Пришла весна. Григорий Григорьевич, наш физрук начал поговаривать о начале тренировок по прыжкам с шестом. Как только пригрело солнышко, подсохли лужи после весенних дождей, мы начали ходить на стадион. Кроме меня было ещё несколько ребят и девочек. Все бегали на сто метров и прыгали в длину. Прыжки в длину у меня получались неважно, не было хорошего толчка, и прыгал я где-то в районе четырёх метров, слабенькие ножки были. Ребята уходили за пять. Зато стометровка стабильно шла около двенадцати секунд, и с шестом всё увереннее подбирался к трём метрам.
Чтобы не терять время даром, я  подобрал где-то шест, не знаю уж из какого и дерева, и, протянув во дворе нашего училища верёвку между деревьями, прыгал себе на высоте  метра два. Шест был лёгкий, сухой и, по видимому весьма преклонного возраста, потому что вдоль ствола шли трещины. Но меня он выдерживал, хотя иногда и слышалось подозрительное потрескивание. С неделю я приспосабливался к нему, постепенно повышая высоту. Приземляться после прыжка было несколько болезненно, так-как принесённых мной несколько вёдер песка на точку приземления, было явно недостаточно. Чтобы шест не проскальзывал во время прыжка, я вырыл ямку для его упора. Разбег был небольшим, метров десять и большую скорость я не успевал набрать. Но получалось достаточно лихо.

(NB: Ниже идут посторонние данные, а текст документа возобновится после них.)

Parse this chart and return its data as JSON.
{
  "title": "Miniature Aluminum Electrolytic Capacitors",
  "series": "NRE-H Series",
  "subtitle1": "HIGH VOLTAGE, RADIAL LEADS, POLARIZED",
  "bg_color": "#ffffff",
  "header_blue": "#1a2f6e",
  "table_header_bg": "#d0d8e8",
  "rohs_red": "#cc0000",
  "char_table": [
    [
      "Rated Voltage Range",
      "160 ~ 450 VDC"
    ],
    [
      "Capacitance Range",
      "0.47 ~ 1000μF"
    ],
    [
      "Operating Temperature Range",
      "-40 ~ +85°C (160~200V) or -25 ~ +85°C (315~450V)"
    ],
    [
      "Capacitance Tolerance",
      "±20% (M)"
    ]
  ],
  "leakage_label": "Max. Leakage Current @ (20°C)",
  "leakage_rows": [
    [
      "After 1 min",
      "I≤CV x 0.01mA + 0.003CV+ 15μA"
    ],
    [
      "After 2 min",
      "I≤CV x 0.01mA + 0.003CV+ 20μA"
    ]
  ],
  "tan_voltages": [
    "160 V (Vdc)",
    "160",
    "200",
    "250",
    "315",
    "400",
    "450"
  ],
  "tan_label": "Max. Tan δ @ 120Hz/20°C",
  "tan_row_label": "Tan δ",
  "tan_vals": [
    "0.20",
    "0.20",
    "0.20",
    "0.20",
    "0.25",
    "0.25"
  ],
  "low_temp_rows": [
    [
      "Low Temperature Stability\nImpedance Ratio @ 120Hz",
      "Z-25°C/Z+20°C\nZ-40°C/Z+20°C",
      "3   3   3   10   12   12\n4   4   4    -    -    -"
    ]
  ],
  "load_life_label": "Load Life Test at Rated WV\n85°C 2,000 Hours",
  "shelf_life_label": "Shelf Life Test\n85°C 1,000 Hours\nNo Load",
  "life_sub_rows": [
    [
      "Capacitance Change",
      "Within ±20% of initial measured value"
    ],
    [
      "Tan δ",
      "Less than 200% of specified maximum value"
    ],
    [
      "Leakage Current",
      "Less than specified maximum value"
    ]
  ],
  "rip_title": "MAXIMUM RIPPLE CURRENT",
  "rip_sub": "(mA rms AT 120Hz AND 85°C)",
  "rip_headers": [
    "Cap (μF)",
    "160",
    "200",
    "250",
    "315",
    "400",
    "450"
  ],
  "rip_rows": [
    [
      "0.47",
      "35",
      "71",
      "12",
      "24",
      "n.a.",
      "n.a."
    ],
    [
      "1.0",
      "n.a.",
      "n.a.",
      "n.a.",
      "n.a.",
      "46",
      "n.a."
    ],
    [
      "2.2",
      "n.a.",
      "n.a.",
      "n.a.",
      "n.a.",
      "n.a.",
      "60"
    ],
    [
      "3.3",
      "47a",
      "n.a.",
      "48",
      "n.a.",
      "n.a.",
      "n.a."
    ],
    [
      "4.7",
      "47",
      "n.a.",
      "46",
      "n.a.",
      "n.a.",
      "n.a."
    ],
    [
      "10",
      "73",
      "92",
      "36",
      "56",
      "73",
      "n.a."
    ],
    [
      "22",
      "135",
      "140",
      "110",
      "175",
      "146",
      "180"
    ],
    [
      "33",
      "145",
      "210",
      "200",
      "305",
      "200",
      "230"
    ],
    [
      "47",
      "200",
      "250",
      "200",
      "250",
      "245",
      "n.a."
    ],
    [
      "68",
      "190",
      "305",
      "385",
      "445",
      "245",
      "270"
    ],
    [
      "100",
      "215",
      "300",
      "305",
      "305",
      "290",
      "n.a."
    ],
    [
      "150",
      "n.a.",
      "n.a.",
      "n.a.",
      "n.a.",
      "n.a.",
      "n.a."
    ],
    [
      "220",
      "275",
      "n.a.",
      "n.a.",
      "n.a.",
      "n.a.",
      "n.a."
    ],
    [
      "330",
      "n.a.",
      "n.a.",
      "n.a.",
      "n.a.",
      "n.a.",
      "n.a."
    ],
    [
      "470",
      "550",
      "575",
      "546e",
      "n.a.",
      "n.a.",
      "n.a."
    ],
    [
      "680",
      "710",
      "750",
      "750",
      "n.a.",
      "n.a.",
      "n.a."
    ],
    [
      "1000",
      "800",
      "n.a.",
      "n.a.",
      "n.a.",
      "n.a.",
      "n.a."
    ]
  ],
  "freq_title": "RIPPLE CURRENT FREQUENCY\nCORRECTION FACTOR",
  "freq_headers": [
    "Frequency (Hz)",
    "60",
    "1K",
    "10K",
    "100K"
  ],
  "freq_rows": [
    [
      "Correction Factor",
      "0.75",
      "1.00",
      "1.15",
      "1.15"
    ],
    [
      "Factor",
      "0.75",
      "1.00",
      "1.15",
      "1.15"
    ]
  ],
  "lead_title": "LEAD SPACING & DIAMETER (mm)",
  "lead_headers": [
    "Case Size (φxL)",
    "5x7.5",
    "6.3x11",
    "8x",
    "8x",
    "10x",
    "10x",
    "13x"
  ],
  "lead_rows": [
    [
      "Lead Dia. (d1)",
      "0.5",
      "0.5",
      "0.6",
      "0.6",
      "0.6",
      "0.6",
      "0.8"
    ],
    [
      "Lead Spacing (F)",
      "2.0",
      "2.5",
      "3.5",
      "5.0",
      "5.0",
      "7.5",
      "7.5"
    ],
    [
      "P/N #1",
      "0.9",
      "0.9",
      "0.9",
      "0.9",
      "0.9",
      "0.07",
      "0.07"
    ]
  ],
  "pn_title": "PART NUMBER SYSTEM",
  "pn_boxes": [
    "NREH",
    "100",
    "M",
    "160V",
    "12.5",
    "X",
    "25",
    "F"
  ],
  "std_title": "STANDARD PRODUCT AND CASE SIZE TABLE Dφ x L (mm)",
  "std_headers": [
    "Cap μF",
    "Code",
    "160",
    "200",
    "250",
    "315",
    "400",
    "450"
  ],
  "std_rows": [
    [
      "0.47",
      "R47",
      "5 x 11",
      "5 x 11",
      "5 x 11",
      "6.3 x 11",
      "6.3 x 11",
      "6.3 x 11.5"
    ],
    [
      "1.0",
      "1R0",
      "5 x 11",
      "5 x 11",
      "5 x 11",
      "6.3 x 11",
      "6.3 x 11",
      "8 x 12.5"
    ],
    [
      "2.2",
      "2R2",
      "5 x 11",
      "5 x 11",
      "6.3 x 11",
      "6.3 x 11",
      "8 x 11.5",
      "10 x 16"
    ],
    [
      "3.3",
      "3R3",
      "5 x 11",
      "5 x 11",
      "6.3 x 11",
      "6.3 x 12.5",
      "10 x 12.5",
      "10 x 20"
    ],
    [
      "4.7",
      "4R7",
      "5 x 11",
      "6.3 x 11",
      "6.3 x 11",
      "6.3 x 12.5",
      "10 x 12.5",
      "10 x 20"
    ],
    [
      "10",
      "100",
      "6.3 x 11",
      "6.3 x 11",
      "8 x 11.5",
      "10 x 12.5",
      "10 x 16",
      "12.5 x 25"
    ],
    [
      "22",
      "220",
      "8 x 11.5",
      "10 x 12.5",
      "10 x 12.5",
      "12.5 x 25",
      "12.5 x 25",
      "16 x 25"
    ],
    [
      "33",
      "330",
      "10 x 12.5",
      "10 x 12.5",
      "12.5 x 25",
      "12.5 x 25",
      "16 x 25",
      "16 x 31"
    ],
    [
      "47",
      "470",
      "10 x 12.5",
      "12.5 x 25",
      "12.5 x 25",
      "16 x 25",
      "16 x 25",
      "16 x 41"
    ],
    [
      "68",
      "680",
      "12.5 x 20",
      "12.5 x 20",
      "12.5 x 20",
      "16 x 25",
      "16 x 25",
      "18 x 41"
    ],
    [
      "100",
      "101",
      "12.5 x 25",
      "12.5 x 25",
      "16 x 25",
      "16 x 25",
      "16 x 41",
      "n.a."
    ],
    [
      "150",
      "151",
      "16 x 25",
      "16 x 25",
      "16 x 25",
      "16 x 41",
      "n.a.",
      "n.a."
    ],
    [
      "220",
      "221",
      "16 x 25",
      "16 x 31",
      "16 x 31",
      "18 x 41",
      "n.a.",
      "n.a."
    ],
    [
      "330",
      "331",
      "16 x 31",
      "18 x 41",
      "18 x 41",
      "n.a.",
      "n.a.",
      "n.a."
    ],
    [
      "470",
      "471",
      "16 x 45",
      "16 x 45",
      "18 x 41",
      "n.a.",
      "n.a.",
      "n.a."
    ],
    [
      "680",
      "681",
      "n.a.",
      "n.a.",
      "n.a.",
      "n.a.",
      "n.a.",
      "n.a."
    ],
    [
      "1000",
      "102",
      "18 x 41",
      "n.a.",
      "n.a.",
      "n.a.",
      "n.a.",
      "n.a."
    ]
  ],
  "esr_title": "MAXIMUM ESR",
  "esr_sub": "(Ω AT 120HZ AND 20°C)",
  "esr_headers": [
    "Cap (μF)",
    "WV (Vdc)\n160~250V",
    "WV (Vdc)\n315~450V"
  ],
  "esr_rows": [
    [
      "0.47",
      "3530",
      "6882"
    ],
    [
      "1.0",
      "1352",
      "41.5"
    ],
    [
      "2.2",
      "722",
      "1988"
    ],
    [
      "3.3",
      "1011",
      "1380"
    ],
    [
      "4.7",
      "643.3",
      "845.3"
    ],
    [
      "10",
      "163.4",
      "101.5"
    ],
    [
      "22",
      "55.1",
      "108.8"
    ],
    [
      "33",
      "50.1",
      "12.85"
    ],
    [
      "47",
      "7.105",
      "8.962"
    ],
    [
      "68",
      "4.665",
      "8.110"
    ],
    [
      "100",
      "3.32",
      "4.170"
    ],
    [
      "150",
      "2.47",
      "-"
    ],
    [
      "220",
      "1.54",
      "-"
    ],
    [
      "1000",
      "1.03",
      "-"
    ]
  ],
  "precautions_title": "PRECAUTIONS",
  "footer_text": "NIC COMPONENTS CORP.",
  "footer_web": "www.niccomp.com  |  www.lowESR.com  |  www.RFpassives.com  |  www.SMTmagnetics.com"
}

И вот однажды я краем глаза увидел, что за мной наблюдает в сторонке Григорий Григорьевич. Я, сделав вид, что его не вижу, подставил под дерево принесённый из дома табурет, перевязал верёвку повыше. Лихо разогнавшись воткнул шест в ямку, резко взлетел вверх и вскинул ноги для перехода над верёвкой. Шест мой лопнул и я с высоты двух с половиной метров полетел спиной вниз на землю. Грохнулся очень прилично.  У меня перехватило дыхание и я,  выпучив глаза, тщетно пытался   широко открытым ртом вдохнуть воздух. Но кроме стона и потерь из лёгких остатка воздуха, у меня ничего не получалось. Я, по-видимому, начал терять сознание, стало темно в глазах. Привёл меня в себя подбежавший Григорий Григорьевич. Он вдохнул в меня жизнь, сделав массаж грудной клетки и поразводив руки. Я, наконец, глубоко вдохнул, начал дышать, открыл глаза и увидел испуганное лицо физрука:
- Напугал ты меня! Так запросто и шею можно сломать, нашёл себе шестик. Ну, подымайся. Сможешь?
Я с кряхтеньем, но достаточно резво поднялся с земли и охнул от резкой боли в спине.
- Что, больно спине? Ну-ка, тихонько покрути бёдрами, понаклоняйся.
С трудом, через боль, я наклонился и, морщась, с трудом разогнулся.
- Домой! – жёстко сказал Григорий Григорьевич и вздохнул: – Ну, и конец тренировкам, иди лежи, лечись. Эх, Эдик, Эдик, всё себе испортил.
Несколько дней я пролежал дома, в  поликлинику не пошёл, хоть родители и настаивали.
- Пройдёт,- отмахивался я.
Мазали чем-то меня, натирали, делали компрессы. Через неделю я сносно передвигался, хотя потом спина долго-долго  побаливала.  И теперь болит.